Chapter 49

Conversational Roles

People unused to open discussion often find it difficult to participate and cede the floor to more experienced group members or extroverts. By assigning conversational roles, people are given specific guidance and direction on how to participate. Surprisingly (at least for the two of us), many who are unused to discussion experience this as helpful. Having a specific role to play provides a reassuring focus.

Purposes

  • To create diverse ways of engaging in discussion
  • To prevent a discussion from focusing on only one topic
  • To provide reassuring guidance on how to participate in discussion for those unused to this activity
  • To make sure the discussion stays fresh

How It Works

  • Facilitators prepare a number of discussion roles on 3' × 5' cards, together with a brief description of how each role is played.
  • These cards are placed face down into a bowl, hat, or box and participants choose one at random. They look at their role and its description without showing their card to anyone.
  • Facilitators tell people that in the upcoming discussion they should try to play their particular role whenever possible. However, they explain that participating in the discussion in ways that don't conform to the role is also welcome.
  • Common roles people are asked to play are the following:
    • Problem poser. Start the discussion off by describing how the problem, question, or issue relates to your experience or what part of the topic you think is the most important to address.
    • Devil's advocate or dissenter. Listen carefully for any emerging consensus. When you hear this, try to formulate and express a contrary view.
    • Umpire. Listen for judgmental comments that sound offensive, insulting, and demeaning and bring these to people's attention.
    • Connector. Do your best to show how participants' contributions are connected to each other.
    • Appreciator. Show how you find another's ideas interesting or useful.
    • Speculator. Try to introduce new ideas, new interpretations, and possible lines of inquiry into the group, for example, “I wonder what would happen if…?” “I wonder what [major theorist] would say about…?”
    • Illustrator. Provide as many examples as you can of points that illustrate the arguments others are making.
    • Active listener. Try to paraphrase others' contributions to the conversation (“So what I hear you saying is…” “If I understand you correctly you're suggesting that…”) or provide illustrations that extend someone's contribution.
    • Underscorer. Emphasize the relevance, accuracy, or resonance of another person's comments and explain why these are so pertinent.
    • Evidential assessor. Listen for comments that generalize or make unsupported assertions. Ask for the evidence that supports the assertions expressed.
    • Questioner. When possible try to pose questions that lead to a deeper discussion, for example, “Can you give an example of that?” “What would that look like?” “How does your point connect to theory A?”
  • At the end of the discussion people share the roles they were asked to play and talk about the challenge of doing this.

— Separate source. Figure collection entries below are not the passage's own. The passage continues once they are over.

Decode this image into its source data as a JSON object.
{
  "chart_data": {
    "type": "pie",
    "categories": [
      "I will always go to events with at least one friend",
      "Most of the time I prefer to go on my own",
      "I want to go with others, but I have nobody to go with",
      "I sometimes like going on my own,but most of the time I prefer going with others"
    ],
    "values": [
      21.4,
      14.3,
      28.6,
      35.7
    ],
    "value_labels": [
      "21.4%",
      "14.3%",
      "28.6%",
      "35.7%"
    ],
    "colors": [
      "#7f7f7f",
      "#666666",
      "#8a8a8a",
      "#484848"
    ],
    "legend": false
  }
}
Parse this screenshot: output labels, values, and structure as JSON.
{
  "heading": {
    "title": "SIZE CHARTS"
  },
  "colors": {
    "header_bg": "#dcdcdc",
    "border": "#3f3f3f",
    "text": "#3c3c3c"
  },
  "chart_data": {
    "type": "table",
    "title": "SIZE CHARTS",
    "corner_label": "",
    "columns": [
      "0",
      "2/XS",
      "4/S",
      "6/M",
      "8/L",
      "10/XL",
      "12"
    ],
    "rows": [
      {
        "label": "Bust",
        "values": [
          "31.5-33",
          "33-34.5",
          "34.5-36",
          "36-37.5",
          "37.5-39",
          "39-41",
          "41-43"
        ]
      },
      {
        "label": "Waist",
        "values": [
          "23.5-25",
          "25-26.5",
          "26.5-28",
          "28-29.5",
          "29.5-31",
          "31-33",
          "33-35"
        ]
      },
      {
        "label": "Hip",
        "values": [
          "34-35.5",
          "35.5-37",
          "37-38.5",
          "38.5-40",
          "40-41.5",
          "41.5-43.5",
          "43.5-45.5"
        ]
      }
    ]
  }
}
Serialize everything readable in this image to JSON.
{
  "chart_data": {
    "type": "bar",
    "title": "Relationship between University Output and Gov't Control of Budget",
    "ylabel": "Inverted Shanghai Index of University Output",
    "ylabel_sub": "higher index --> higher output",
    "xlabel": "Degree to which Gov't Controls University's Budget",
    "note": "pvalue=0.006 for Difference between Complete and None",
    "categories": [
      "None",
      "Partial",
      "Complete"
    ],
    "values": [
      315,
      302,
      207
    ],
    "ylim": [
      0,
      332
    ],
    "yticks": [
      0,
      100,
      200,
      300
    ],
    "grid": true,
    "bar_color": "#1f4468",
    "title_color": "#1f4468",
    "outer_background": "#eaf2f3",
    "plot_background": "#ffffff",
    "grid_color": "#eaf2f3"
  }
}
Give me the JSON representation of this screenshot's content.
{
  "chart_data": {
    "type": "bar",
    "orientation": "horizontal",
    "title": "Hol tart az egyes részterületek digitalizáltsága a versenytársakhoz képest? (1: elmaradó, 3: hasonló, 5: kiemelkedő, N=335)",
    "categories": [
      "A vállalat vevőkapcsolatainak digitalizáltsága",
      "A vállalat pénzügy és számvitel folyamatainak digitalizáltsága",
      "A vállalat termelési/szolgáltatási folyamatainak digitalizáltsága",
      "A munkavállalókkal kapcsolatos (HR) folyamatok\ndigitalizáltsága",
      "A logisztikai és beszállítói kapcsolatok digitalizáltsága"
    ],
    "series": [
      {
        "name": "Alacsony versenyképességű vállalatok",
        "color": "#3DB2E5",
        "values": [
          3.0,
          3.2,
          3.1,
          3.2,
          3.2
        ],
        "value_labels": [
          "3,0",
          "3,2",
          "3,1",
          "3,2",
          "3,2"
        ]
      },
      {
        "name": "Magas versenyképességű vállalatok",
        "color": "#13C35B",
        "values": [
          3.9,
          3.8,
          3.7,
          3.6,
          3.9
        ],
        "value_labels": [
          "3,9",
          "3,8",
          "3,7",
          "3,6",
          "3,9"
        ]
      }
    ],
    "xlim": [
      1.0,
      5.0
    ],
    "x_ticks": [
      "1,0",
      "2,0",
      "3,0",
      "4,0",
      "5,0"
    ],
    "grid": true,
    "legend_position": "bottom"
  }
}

Where and When It Works Well

  1. Academic settings. Incoming freshman often appreciate the guidance and structure of playing a specific role as an introduction to college-level discussion.
  2. If a group's culture is too competitive or adversarial. If group members see being effective in discussion as arguing for their viewpoint as strongly as possible, taking on a connector, appreciator, active listener, or underscorer role can help broaden their range of discussion behaviors.
  3. When you wish to alter habitual participation patterns. When people are assigned different roles it helps break up the usual way that members interact with one another.

What Users Appreciate

  1. Structure. Being given a role to play provides the security of knowing what is expected of you during a discussion.
  2. Variety. The different roles tend to keep the discussion more interesting and stop it from running out of steam too soon.

What to Watch Out For

  1. Focusing too much on a role. Sometimes people become so preoccupied with playing a role that it stops them from participating in the discussion. It's important to emphasize that playing the role should not prevent anyone from making other kinds of contributions.
  2. Complexity. Some of the roles are more demanding than others. Being devil's advocate, evidential assessor, or umpire, for example, requires more skill than being an appreciator or connector. Sometimes it helps if you assign the more complex roles to people whom you think can handle these so the less-skilled participants can see what they look like.
  3. Roles being played inexpertly. Without some detailed demonstration of what playing these roles looks like, people can blunder in and cause more harm than good. For example, an umpire can point out an infraction against group ground rules in a way that's highly personal and judgmental. To show what each of these roles look like, you as facilitator can model playing them in meetings and discussions: “now I'm going to play the role of devil's advocate” or “for the next five minutes I'm going to be an evidential assessor.”

Questions That Suit This Protocol

The questions that are being asked will determine many of the roles being played. For example, if your question is one designed to challenge groupthink or organizational norms, then the devil's advocate or dissenter, speculator, and evidential assessor roles become more important. If the question is designed to assess participants' understanding of complex material, then the illustrator and questioner roles are crucial.